The major reason, of course, is that the comedy is actually funny as well as intelligent. Most television sitcoms follow a “lowest-common denominator” guideline for its jokes, dumbing them down so as to attract the largest possible audience without alienating any potential viewers. The Big Bang Theory doesn’t adhere to that principle, but instead follows a more simplistic “Is It Funny?” approach to comedy by taking the “situation” part of sitcom and then adding the comedy around it. Thus lines like, “I can’t keep your secret, Penny—I’m going to fold like an energy-based de novo protein in conformational space,” still come across as humorous regardless of whether one understands how de novo proteins react or not.

“The challenge is to have these characters speak in their own language,” co-creator Bill Prady told Television Without Pity in 2008. “And for sort of the rest of us—the civilians, of which I am one—for us to still get the intent and comic intent of what’s going on even if we don’t get the minutia of the math. You don’t need to understand the math to get the intent.”

“Their own language” goes beyond science and traditional geek, however, as it also incorporates the latest Internet trends and services. From blogs and eHarmony to Facebook and Twitter, The Big Bang Theory routinely makes passing references to the World Wide Web. In season two, for instance, Penny becomes addicted to an online game called the “Age of Conan” and continually seeks advice from a frustrated Sheldon. “I told her, I texted her, I sent out a very emphatic Twitter,” he tells the others. “I even changed my Facebook status to ‘Sheldon Cooper wishes Penny would leave him alone.’ I don’t know what else to do.”

Another reason The Big Bang Theory has found success is the fact that it is a product of its times.

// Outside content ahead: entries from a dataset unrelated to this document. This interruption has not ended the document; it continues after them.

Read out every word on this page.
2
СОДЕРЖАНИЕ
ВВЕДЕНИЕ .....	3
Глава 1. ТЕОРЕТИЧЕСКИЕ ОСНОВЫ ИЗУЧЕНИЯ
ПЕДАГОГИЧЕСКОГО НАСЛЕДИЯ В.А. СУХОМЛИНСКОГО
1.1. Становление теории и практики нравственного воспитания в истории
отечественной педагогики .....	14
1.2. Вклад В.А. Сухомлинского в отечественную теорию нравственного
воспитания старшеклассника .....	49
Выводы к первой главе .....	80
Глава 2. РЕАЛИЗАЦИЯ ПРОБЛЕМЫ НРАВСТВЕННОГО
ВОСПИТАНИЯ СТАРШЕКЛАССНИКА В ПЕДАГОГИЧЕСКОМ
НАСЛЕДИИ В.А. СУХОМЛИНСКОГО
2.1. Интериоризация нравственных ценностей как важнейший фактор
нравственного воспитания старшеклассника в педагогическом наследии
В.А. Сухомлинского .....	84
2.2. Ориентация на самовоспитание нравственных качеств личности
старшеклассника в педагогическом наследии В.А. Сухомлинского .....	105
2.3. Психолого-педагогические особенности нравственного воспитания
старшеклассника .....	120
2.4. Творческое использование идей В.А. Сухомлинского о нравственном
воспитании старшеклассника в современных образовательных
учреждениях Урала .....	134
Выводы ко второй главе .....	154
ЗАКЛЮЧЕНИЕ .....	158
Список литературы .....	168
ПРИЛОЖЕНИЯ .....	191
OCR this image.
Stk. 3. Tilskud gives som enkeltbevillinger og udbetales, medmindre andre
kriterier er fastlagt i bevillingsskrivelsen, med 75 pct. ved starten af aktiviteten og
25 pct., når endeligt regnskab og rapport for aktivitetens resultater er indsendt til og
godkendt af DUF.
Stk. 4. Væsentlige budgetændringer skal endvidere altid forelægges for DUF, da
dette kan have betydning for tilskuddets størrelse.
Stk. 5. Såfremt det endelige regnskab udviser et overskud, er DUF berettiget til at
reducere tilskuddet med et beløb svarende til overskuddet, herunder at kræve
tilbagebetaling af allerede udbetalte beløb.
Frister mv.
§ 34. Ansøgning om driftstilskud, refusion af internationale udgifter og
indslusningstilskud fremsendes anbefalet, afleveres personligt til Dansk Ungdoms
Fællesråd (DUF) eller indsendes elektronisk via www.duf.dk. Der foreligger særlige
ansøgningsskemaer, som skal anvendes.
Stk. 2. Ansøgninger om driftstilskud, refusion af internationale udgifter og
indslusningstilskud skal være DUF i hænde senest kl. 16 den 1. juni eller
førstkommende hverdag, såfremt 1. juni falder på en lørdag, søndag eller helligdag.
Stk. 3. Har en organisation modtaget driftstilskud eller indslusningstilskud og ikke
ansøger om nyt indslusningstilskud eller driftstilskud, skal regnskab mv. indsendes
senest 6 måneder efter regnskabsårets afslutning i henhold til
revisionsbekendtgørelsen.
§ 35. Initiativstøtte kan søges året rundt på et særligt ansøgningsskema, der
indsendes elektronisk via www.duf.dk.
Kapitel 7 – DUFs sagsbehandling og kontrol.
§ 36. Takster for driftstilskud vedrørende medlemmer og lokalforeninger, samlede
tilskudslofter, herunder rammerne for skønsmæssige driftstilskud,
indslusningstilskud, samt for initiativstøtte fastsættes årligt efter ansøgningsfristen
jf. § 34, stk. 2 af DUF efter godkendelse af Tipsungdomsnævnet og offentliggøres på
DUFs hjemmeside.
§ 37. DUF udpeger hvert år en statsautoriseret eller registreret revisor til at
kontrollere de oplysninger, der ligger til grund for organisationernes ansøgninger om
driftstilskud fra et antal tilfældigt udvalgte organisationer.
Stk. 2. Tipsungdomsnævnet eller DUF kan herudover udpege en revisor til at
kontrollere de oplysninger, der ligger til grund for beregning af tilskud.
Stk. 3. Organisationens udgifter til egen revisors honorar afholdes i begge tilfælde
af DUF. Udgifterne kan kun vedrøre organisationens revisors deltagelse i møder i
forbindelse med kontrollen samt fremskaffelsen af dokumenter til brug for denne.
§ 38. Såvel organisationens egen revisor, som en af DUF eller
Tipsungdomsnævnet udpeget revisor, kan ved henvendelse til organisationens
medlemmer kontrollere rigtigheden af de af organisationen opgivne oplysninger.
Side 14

While television ratings have been unkind to science fiction this century for the most part, DVD sales and online viewing patterns suggest that what was once the realm of geeks is actually becoming mainstream. At the same time, what we consider to be mainstream itself is changing, with both Facebook and Twitter becoming part of the norm. The Big Bang Theory taps into that cultural transformation as much as any other show on television.

“Our society has undergone a paradigm shift,” Leonard Hofstadter tells Sheldon Cooper in season one of The Big Bang Theory. “In the information age, Sheldon, you and I are the Alpha Males.” Although the full implication of that statement may not be accurate, there is no doubt that when it comes to traditional television sitcoms, The Big Bang Theory is an Alpha Male in its own right.